Sedona Conference Report on Cross Border Discovery
Just his month, the Sedona Conference published a new report entitled, Practical In-House Approaches for Cross-Border Discovery & Data Protection. The new report can be downloaded here. The report promotes Sedona's International Litigation Principles as a means to minimize problems in international discovery and in the protection of personal data. There are six principles:
1. Court and parties have to show deference to the data protection laws of all countries.

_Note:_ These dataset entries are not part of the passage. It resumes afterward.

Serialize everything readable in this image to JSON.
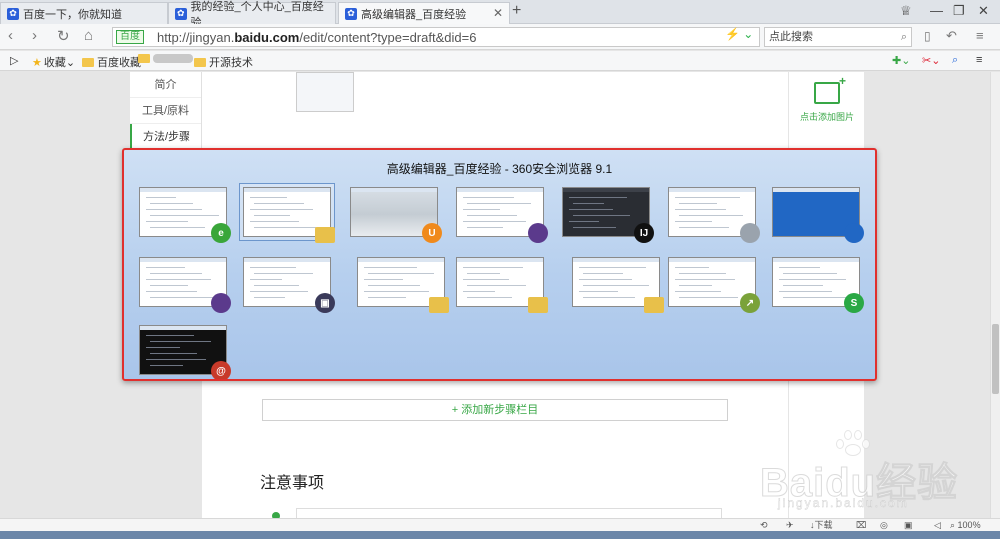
{
  "tabs": [
    {
      "label": "百度一下，你就知道"
    },
    {
      "label": "我的经验_个人中心_百度经验"
    },
    {
      "label": "高级编辑器_百度经验"
    }
  ],
  "address": {
    "badge": "百度",
    "url_prefix": "http://jingyan.",
    "url_domain": "baidu.com",
    "url_path": "/edit/content?type=draft&did=6",
    "search_placeholder": "点此搜索"
  },
  "bookmarks": [
    {
      "label": "收藏"
    },
    {
      "label": "百度收藏"
    },
    {
      "label": "开源技术"
    }
  ],
  "sidebar": {
    "items": [
      {
        "label": "简介"
      },
      {
        "label": "工具/原料"
      },
      {
        "label": "方法/步骤"
      }
    ]
  },
  "editor": {
    "add_image_label": "点击添加图片",
    "add_step_label": "+ 添加新步骤栏目",
    "notes_heading": "注意事项"
  },
  "switcher": {
    "title": "高级编辑器_百度经验 - 360安全浏览器 9.1",
    "windows": [
      {
        "app": "ie-icon"
      },
      {
        "app": "folder-icon"
      },
      {
        "app": "uc-browser-icon"
      },
      {
        "app": "eclipse-icon"
      },
      {
        "app": "intellij-icon"
      },
      {
        "app": "database-icon"
      },
      {
        "app": "desktop-icon"
      },
      {
        "app": "eclipse-icon"
      },
      {
        "app": "virtualbox-icon"
      },
      {
        "app": "folder-icon"
      },
      {
        "app": "folder-icon"
      },
      {
        "app": "folder-icon"
      },
      {
        "app": "chart-app-icon"
      },
      {
        "app": "spreadsheet-icon"
      },
      {
        "app": "terminal-app-icon"
      }
    ]
  },
  "statusbar": {
    "download": "下载",
    "zoom": "100%"
  },
  "watermark": {
    "brand": "Baidu经验",
    "url": "jingyan.baidu.com"
  },
  "colors": {
    "accent_green": "#38a746",
    "switcher_border": "#e0302e",
    "tab_icon_blue": "#2b5fd9"
  }
}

2. Where there is a conflict between compliance with data protection laws and full compliance with discovery obligations, a party's conduct should be judged on a standard of good faith and reasonableness.
3. Preservation and discovery should be limited to evidence of claims and defenses in order to minimize problems with complying with laws and reduce the impact on individuals.
4. Court orders should be issued to protect personal data and minimize conflicts between data protection laws and discovery / preservation obligations.
5. A data controller needs to demonstrate that data protection obligations are met and safeguards are implemented.
6. Protected data should only be retained as long as necessary to meet business needs or legal obligations.
The Sedona report recommends issuing different legal holds to American and European employees. It notes that snapshots of data preserved as back-ups will likely fall under the EU definition of processing and require the protection of personal data. It promotes the use of its template case management form to support claims of good faith and reasonableness in complying to legal obligations. The form is contained in Appendix B to the report.
It encourages counsel to discuss data protection issues very early in order to lay a basis that compliance with data protection requirements can be costly. Being transparent about its steps to collect potentially personal data may include the disclosure by company of diagrams or detailed collection scripts. Sedona recommends that employees be given the opportunity to conduct their own privacy reviews.